Recently, Jimmy Kimmel sent his camera team into a park in Los Angeles, to ask runners and other people at the park who are on a Gluten-free diet, what they thought gluten was. Almost none of the people in Kimmel’s convenient sample could actually speak to what gluten is.

 

 

 

 

Why are people following this new gluten-free trendy diet without any real knowledge of what gluten is?  Is it, as Kimmel suggests, that “a lot of people don’t eat gluten because someone in their yoga class told them not to?” If you are thinking about getting on a gluten-free diet, or if you are gluten-free but do not know what gluten is, then you might want to keep reading, so that you can get all the necessary facts about gluten.

 

Gluten Diagram (daimanuel.com)

The truth is that, gluten is a protein found in wheat (durum, emmer, spelt, farina, faro, einkorn), rye, barley, and triticale. It acts as a glue that helps foods maintain their shape. Gluten can be found in many types of foods–some of which you might not expect.

 

 

Since gluten acts as a glue, it is found in products such as salad dressings, seasoning mixes, vitamins, lip balm, and even beer.

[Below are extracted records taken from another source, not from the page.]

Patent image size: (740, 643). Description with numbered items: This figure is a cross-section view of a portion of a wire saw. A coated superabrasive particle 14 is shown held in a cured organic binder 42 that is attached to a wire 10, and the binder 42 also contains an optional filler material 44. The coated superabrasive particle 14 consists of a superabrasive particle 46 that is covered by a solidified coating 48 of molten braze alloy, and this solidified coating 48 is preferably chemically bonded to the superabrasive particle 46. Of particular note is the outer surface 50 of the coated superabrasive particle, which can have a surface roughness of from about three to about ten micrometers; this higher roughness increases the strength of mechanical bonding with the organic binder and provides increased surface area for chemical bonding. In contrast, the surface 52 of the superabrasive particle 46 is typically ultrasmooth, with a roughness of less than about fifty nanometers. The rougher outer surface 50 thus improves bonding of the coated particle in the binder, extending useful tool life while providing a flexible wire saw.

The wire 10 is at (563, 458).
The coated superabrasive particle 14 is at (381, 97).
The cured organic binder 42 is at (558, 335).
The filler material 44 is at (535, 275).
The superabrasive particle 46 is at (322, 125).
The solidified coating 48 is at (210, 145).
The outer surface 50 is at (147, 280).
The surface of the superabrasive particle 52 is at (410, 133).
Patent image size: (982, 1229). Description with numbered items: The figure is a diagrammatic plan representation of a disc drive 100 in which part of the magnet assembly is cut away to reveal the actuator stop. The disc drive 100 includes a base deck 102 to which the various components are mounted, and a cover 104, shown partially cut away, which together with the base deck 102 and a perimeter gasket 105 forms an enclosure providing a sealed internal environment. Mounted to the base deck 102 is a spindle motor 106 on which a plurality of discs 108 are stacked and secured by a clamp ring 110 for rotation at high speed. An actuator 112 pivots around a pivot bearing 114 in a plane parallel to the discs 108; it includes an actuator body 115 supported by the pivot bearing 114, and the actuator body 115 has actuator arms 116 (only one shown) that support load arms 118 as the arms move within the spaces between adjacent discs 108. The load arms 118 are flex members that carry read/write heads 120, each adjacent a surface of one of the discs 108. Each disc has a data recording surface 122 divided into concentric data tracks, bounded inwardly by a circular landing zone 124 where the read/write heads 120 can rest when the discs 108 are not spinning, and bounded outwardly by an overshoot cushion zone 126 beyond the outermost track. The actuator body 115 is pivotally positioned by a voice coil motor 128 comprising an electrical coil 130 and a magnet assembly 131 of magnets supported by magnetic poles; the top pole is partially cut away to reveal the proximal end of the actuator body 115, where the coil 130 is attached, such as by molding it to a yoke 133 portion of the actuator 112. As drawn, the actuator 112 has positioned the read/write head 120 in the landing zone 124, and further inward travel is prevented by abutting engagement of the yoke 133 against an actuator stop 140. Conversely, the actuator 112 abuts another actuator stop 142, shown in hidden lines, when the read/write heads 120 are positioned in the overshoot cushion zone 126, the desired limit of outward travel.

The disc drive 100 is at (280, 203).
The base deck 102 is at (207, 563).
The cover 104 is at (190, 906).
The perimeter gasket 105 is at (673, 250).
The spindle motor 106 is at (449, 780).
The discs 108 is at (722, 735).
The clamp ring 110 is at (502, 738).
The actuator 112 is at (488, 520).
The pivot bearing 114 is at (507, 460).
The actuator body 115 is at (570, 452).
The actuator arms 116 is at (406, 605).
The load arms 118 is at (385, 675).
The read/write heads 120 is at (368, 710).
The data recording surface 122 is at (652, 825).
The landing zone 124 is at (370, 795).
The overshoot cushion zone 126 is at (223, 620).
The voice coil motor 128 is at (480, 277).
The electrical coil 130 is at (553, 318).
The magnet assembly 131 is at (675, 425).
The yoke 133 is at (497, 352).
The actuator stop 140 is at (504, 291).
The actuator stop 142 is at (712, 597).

For this reason, if you are truly thinking about going gluten-free, it is a real commitment.

 

However, this does not mean that all grains contain gluten. According to ABC News,

 

“There are several grains that are naturally gluten-free, including rice, corn and popcorn, quinoa, amaranth, buckwheat, millet, sorghum, teff, and oats (as long as they haven’t been contaminated with wheat during processing).”

 

In short, gluten-free does not mean grain-free: they are not synonymous.

 

Gluten-free also does not always mean that the food products are less processed. A lot of the grain alternatives like rice flour are actually more processed. Rice flour is made from white rice and is highly processed to get the texture similar to flour.

 

People who have a gluten intolerance or Celiac disease, must completely eliminate gluten from their diet because “consuming even small amounts triggers symptoms, including belly pain and bloating” (symptoms are similar to those exhibited by persons who are lactose intolerant).

 

A decision to go gluten-free should be made only when you have all the facts straight.  If you are thinking of avoiding gluten all together, here are your two main takeaways from this article:

1. Food products claiming to be gluten-free are not always less processed or even healthier.

2.  If you do not have Celiac disease, then avoiding grains altogether may not be the best route for you, as you may be eliminating important nutrients that your body needs.